Since then, it has connected 10 transplant recipients and donor families, and now it’s taking that a step further – it has just launched a research project looking into the benefits, drawbacks and ethics of allowing direct contact for pediatric recipients with their donor families.
“I don’t think anyone was confident in going down that road without first having asked the question to children and youth and family.

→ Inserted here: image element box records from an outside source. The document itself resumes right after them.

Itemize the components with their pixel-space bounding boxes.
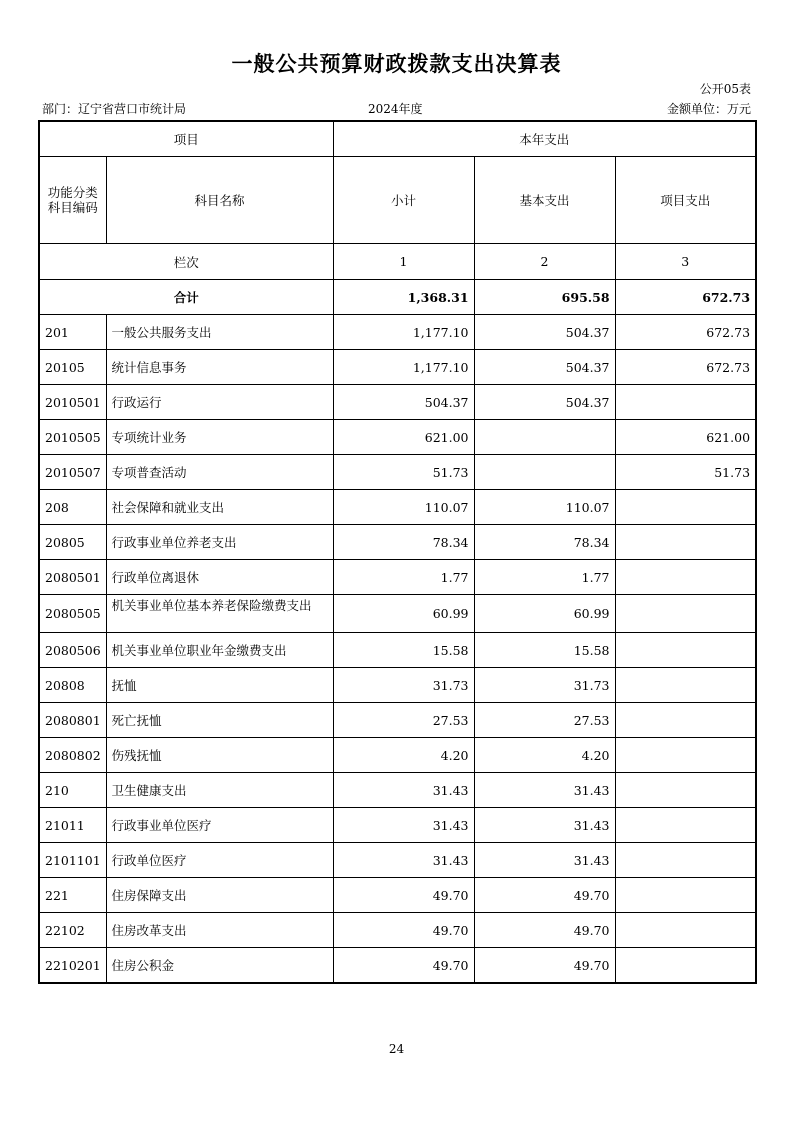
table-row	[39, 878, 756, 913]
row-basic: 504.37	[474, 350, 615, 385]
page-number: 24	[388, 1042, 405, 1056]
department-label: 部门：辽宁省营口市统计局	[42, 102, 187, 116]
row-subtotal: 31.73	[333, 668, 474, 703]
header-item: 项目	[39, 121, 333, 157]
row-name: 一般公共服务支出	[106, 315, 333, 350]
row-subtotal: 51.73	[333, 455, 474, 490]
row-code: 2080801	[39, 703, 106, 738]
table-row	[39, 948, 756, 984]
row-basic: 49.70	[474, 913, 615, 948]
row-basic: 49.70	[474, 878, 615, 913]
row-project	[615, 913, 756, 948]
row-subtotal: 31.43	[333, 808, 474, 843]
row-project: 672.73	[615, 315, 756, 350]
row-project	[615, 948, 756, 984]
form-number: 公开05表	[699, 82, 751, 96]
fiscal-year: 2024年度	[368, 102, 423, 116]
document-title: 一般公共预算财政拨款支出决算表	[231, 52, 562, 76]
row-subtotal: 4.20	[333, 738, 474, 773]
row-name: 卫生健康支出	[106, 773, 333, 808]
row-basic: 4.20	[474, 738, 615, 773]
row-subtotal: 1,177.10	[333, 315, 474, 350]
row-project	[615, 560, 756, 595]
row-basic: 78.34	[474, 525, 615, 560]
row-project	[615, 633, 756, 668]
row-subtotal: 60.99	[333, 595, 474, 633]
row-code: 2010505	[39, 420, 106, 455]
row-project	[615, 738, 756, 773]
row-project	[615, 808, 756, 843]
header-col-1: 1	[333, 244, 474, 280]
row-name: 专项统计业务	[106, 420, 333, 455]
row-code: 2210201	[39, 948, 106, 984]
row-name: 机关事业单位基本养老保险缴费支出	[106, 595, 333, 633]
row-basic: 31.43	[474, 808, 615, 843]
row-code: 221	[39, 878, 106, 913]
row-project	[615, 703, 756, 738]
row-basic: 27.53	[474, 703, 615, 738]
table-row	[39, 808, 756, 843]
row-name: 伤残抚恤	[106, 738, 333, 773]
meta-line	[42, 100, 751, 116]
row-name: 住房改革支出	[106, 913, 333, 948]
row-name: 住房公积金	[106, 948, 333, 984]
row-code: 2010507	[39, 455, 106, 490]
row-name: 专项普查活动	[106, 455, 333, 490]
row-project	[615, 843, 756, 878]
total-row	[39, 280, 756, 315]
row-subtotal: 31.43	[333, 773, 474, 808]
row-project	[615, 773, 756, 808]
table-row	[39, 315, 756, 350]
row-project	[615, 668, 756, 703]
row-name: 行政事业单位养老支出	[106, 525, 333, 560]
row-basic: 31.43	[474, 773, 615, 808]
row-code: 2080501	[39, 560, 106, 595]
row-name: 死亡抚恤	[106, 703, 333, 738]
table-row	[39, 843, 756, 878]
table-row	[39, 490, 756, 525]
table-row	[39, 668, 756, 703]
row-name: 统计信息事务	[106, 350, 333, 385]
row-project	[615, 385, 756, 420]
header-col-3: 3	[615, 244, 756, 280]
total-basic: 695.58	[474, 280, 615, 315]
total-project: 672.73	[615, 280, 756, 315]
total-subtotal: 1,368.31	[333, 280, 474, 315]
row-project: 621.00	[615, 420, 756, 455]
row-code: 20105	[39, 350, 106, 385]
row-project	[615, 525, 756, 560]
table-row	[39, 773, 756, 808]
row-code: 21011	[39, 808, 106, 843]
header-row-2	[39, 157, 756, 244]
row-name: 行政单位离退休	[106, 560, 333, 595]
total-label: 合计	[39, 280, 333, 315]
row-code: 20808	[39, 668, 106, 703]
table-row	[39, 738, 756, 773]
row-subtotal: 49.70	[333, 878, 474, 913]
row-code: 2010501	[39, 385, 106, 420]
row-code: 2080802	[39, 738, 106, 773]
row-basic: 504.37	[474, 315, 615, 350]
header-name: 科目名称	[106, 157, 333, 244]
row-project	[615, 595, 756, 633]
row-basic: 1.77	[474, 560, 615, 595]
table-row	[39, 595, 756, 633]
row-basic	[474, 420, 615, 455]
row-code: 2080505	[39, 595, 106, 633]
row-subtotal: 15.58	[333, 633, 474, 668]
header-basic: 基本支出	[474, 157, 615, 244]
row-subtotal: 1,177.10	[333, 350, 474, 385]
row-subtotal: 27.53	[333, 703, 474, 738]
row-subtotal: 504.37	[333, 385, 474, 420]
row-code: 20805	[39, 525, 106, 560]
row-basic: 31.73	[474, 668, 615, 703]
row-subtotal: 49.70	[333, 913, 474, 948]
table-row	[39, 633, 756, 668]
row-name: 行政单位医疗	[106, 843, 333, 878]
table-row	[39, 560, 756, 595]
header-project: 项目支出	[615, 157, 756, 244]
header-code	[39, 157, 106, 244]
table-row	[39, 913, 756, 948]
table-row	[39, 525, 756, 560]
row-code: 2080506	[39, 633, 106, 668]
row-basic: 504.37	[474, 385, 615, 420]
row-code: 201	[39, 315, 106, 350]
header-row-1	[39, 121, 756, 157]
table-row	[39, 455, 756, 490]
row-name: 抚恤	[106, 668, 333, 703]
row-basic	[474, 455, 615, 490]
row-subtotal: 621.00	[333, 420, 474, 455]
row-code: 208	[39, 490, 106, 525]
row-name: 住房保障支出	[106, 878, 333, 913]
row-name: 行政运行	[106, 385, 333, 420]
row-basic: 110.07	[474, 490, 615, 525]
header-row-no: 栏次	[39, 244, 333, 280]
row-code: 210	[39, 773, 106, 808]
header-subtotal: 小计	[333, 157, 474, 244]
amount-unit: 金额单位：万元	[666, 102, 751, 116]
row-name: 社会保障和就业支出	[106, 490, 333, 525]
expenditure-table	[38, 120, 757, 984]
row-project: 672.73	[615, 350, 756, 385]
row-code: 2101101	[39, 843, 106, 878]
row-basic: 60.99	[474, 595, 615, 633]
row-basic: 31.43	[474, 843, 615, 878]
row-basic: 49.70	[474, 948, 615, 984]
row-project	[615, 878, 756, 913]
table-row	[39, 420, 756, 455]
row-basic: 15.58	[474, 633, 615, 668]
row-name: 机关事业单位职业年金缴费支出	[106, 633, 333, 668]
table-row	[39, 703, 756, 738]
row-code: 22102	[39, 913, 106, 948]
header-row-index	[39, 244, 756, 280]
header-code-label: 功能分类 科目编码	[47, 185, 98, 215]
table-row	[39, 385, 756, 420]
table-row	[39, 350, 756, 385]
row-project: 51.73	[615, 455, 756, 490]
row-subtotal: 110.07	[333, 490, 474, 525]
header-col-2: 2	[474, 244, 615, 280]
row-subtotal: 31.43	[333, 843, 474, 878]
row-subtotal: 1.77	[333, 560, 474, 595]
row-project	[615, 490, 756, 525]
row-name: 行政事业单位医疗	[106, 808, 333, 843]
row-subtotal: 78.34	[333, 525, 474, 560]
row-subtotal: 49.70	[333, 948, 474, 984]
header-current-year: 本年支出	[333, 121, 756, 157]
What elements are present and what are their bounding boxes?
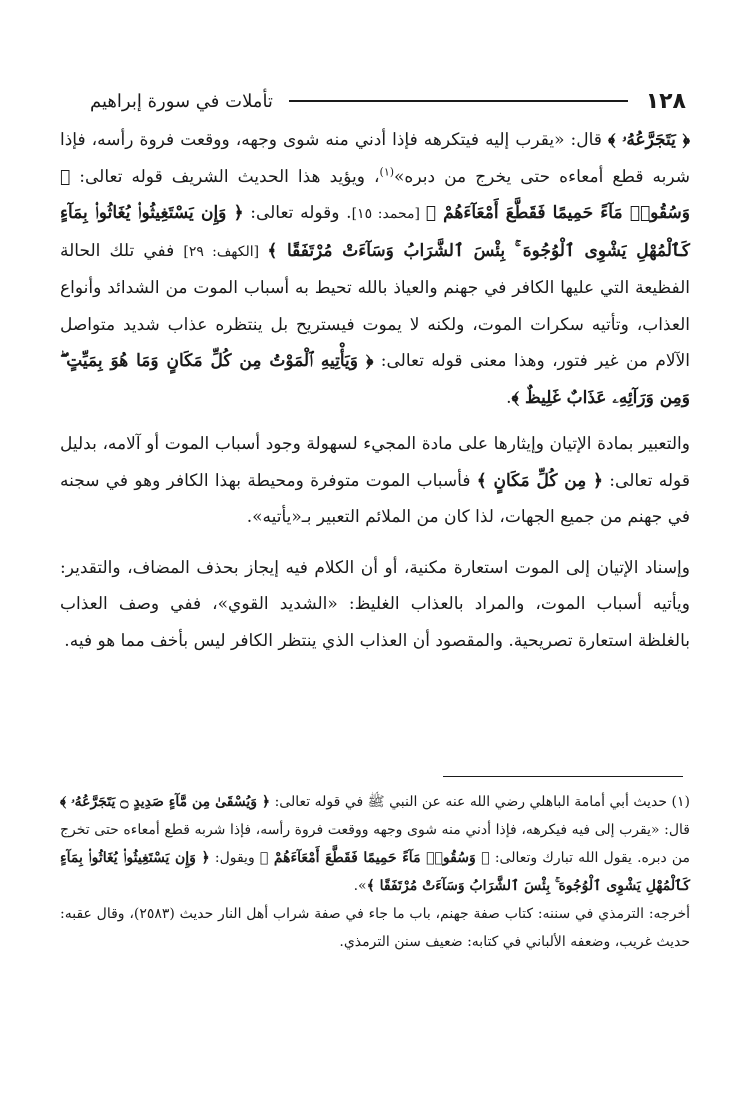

It’s like we don’t have a real strong roadmap of how to do this work,” says Jordy Hermiston, facilitator of B.C. Transplant’s Donor Family Services program.
“The more we know, the better able we are ultimately to just support donor families and transplant recipients to get what they need.”
The project will begin recruiting participants by mail this week with a final report expected by December.
WATCH | Jordy Hermiston discusses the risks and benefits of organ donor and recipient families meeting each other:
‘How do you say a little thank-you’
The Boulets support B.C. Transplant’s initiative.
They are grateful for the contact they have already had from two anonymous recipients, including a hand-written letter they received in the year after Logan’s death.
“It’s just beautiful to hold because it’s just someone who took the time to hand-write it and send it through the system and it came to our house,” Toby says.
“We haven’t written back to these two people that are recipients yet because we’re not supposed to say who we are, and we’re still having a hard time understanding that concept.”
“When your son is one of the most famous organ donors in the country, ever, how do you say a little thank-you without saying who you really are? So we haven’t figured that out yet,” he says.
Anyone interested in registering to become a donor can find links to their provincial program at www.LiveOn.ca.